LADIES, ARE YOU happy?
By that, I mean do you have a genuine sense of well-being and contentment about your life? I ask because there's a disturbing study getting a lot of buzz lately that says women are less happy now than they were four decades ago.
Hold on. It gets worse. Women also reportedly get sadder as they age.
Can somebody pass the Prozac?
Excuse the sarcasm, but you'd think the exact opposite would be true. That's why the feminist movement was waged - to provide women with greater freedom to define their lives on their own terms.
And now we hear that women are less happy than they used to be.
Say it ain't so, Mo.
That's Maureen Dowd, the New York Times columnist who beat me to this subject last week. Actually, it was the Huffington Post that got the grist mill turning when it announced the hiring of a blogger to write specifically about women and happiness since we're all supposedly miserable.
It seemed to me like there was a whole lot of generalizing going on. I mean, I don't feel sad. Most days I'm pretty happy.
"That's because you don't have kids," a colleague told me.
Children can complicate things, especially for career women juggling child-care responsibilities with everything else. Meanwhile, many who have opted for more traditional roles are being forced back into the workplace to replace salaries lost by laid-off spouses who no longer bring home hefty paychecks.
"We're so busy trying to make everyone else happy that we rarely stop to think of our own happiness quotient," pointed out Linda Ann Olson, a spokeswoman for Eastern University in St. Davids.
"Women are always working hard to please their spouses, smooth the way for their children, listen to elderly parents and try to take care of their needs, keep up with demands at work, help as they can at schools and churches and worthwhile organizations, stay connected with friends, be kind to neighbors . . . whew," she wrote in an e-mail. "No wonder we're too tired to worry about being happy. Put it on the list."
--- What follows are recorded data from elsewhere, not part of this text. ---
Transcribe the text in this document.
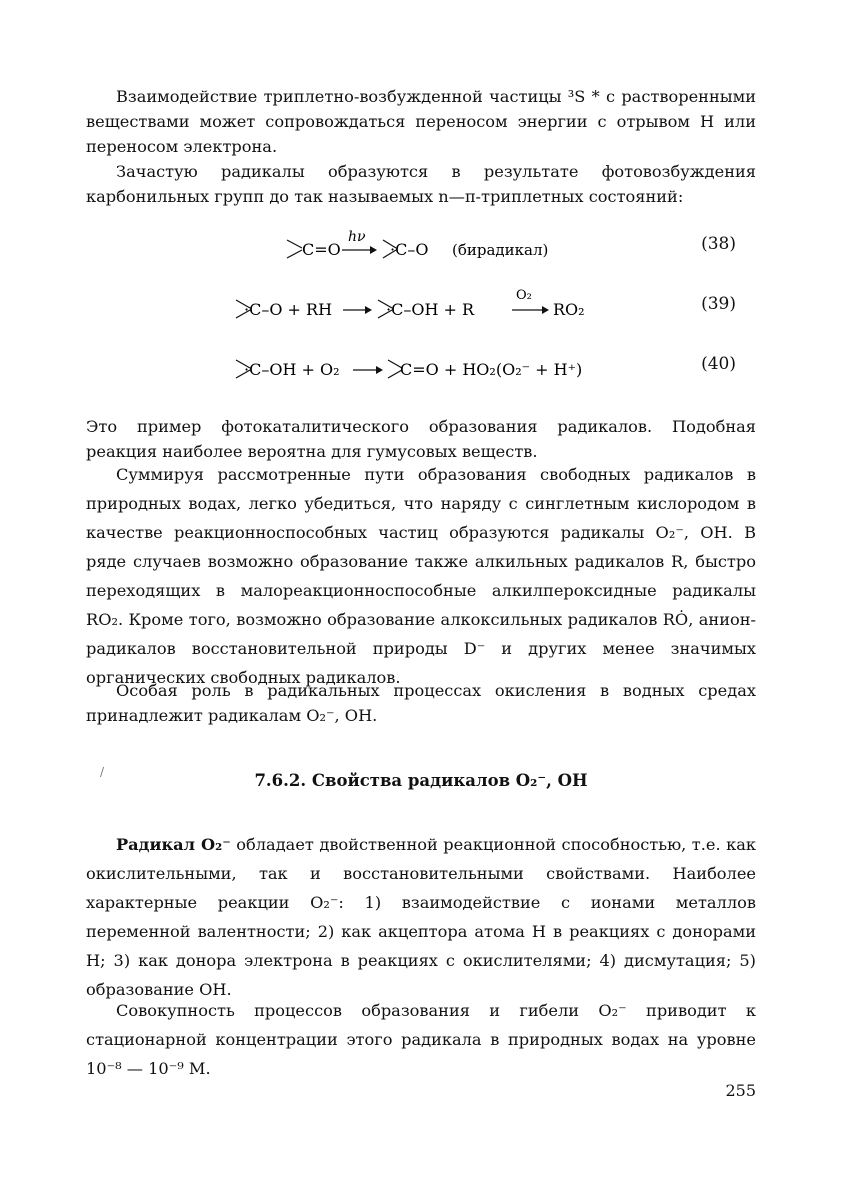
Взаимодействие триплетно-возбужденной частицы ³S * с растворенными веществами может сопровождаться переносом энергии с отрывом Н или переносом электрона.

Зачастую радикалы образуются в результате фотовозбуждения карбонильных групп до так называемых n—π-триплетных состояний:

C=O
hν
·C–O (бирадикал)	(38)
·C–O + RH	·C–OH + R
O₂
RO₂	(39)
·C–OH + O₂	C=O + HO₂(O₂⁻ + H⁺)	(40)

Это пример фотокаталитического образования радикалов. Подобная реакция наиболее вероятна для гумусовых веществ.

Суммируя рассмотренные пути образования свободных радикалов в природных водах, легко убедиться, что наряду с синглетным кислородом в качестве реакционноспособных частиц образуются радикалы O₂⁻, OH. В ряде случаев возможно образование также алкильных радикалов R, быстро переходящих в малореакционноспособные алкилпероксидные радикалы RO₂. Кроме того, возможно образование алкоксильных радикалов RȮ, анион-радикалов восстановительной природы D⁻ и других менее значимых органических свободных радикалов.

Особая роль в радикальных процессах окисления в водных средах принадлежит радикалам O₂⁻, OH.

/	7.6.2. Свойства радикалов O₂⁻, OH

Радикал O₂⁻ обладает двойственной реакционной способностью, т.е. как окислительными, так и восстановительными свойствами. Наиболее характерные реакции O₂⁻: 1) взаимодействие с ионами металлов переменной валентности; 2) как акцептора атома Н в реакциях с донорами Н; 3) как донора электрона в реакциях с окислителями; 4) дисмутация; 5) образование OH.

Совокупность процессов образования и гибели O₂⁻ приводит к стационарной концентрации этого радикала в природных водах на уровне 10⁻⁸ — 10⁻⁹ М.

255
Betsey Stevenson, an assistant professor at Penn's Wharton School who co-wrote "The Paradox of Declining Female Happiness," says women across the board are less happy than their male counterparts regardless of their economic situation or whether they work outside the home. The same was true for older women as it was for stressed-out teenagers trying to balance academic pressures with social activities.
Interestingly, black women tend to be happier than white females, but African-American women still lag behind black men in terms of happiness.
The findings were culled from previously conducted studies such as the General Social Survey, then analyzed. When I caught up with Stevenson yesterday, she was at her home in Center City with a newborn less than a month old.
Given that women with children complain so often of not being happy, I asked her if that had made her rethink starting a family.
"It did really make me think long and hard about why I did have a child," said Stevenson, 38, over the sounds of her baby fussing. "Perhaps what this is symbolic of is that happiness isn't a total measure of our well being.
"[Before having the baby] I asked women, do you regret this? Do you wish you hadn't done it? Very few people said this is a mistake or it made my life worse . . . I do think my life is richer and more interesting."
That bore itself out in her findings with other women, too. Despite their parental frustrations, "people seem to still prefer having kids."
Happiness seems like the wrong goal.
"One important question is, should we care?" Stevenson said rhetorically. "Have our lives become enriched in other ways?"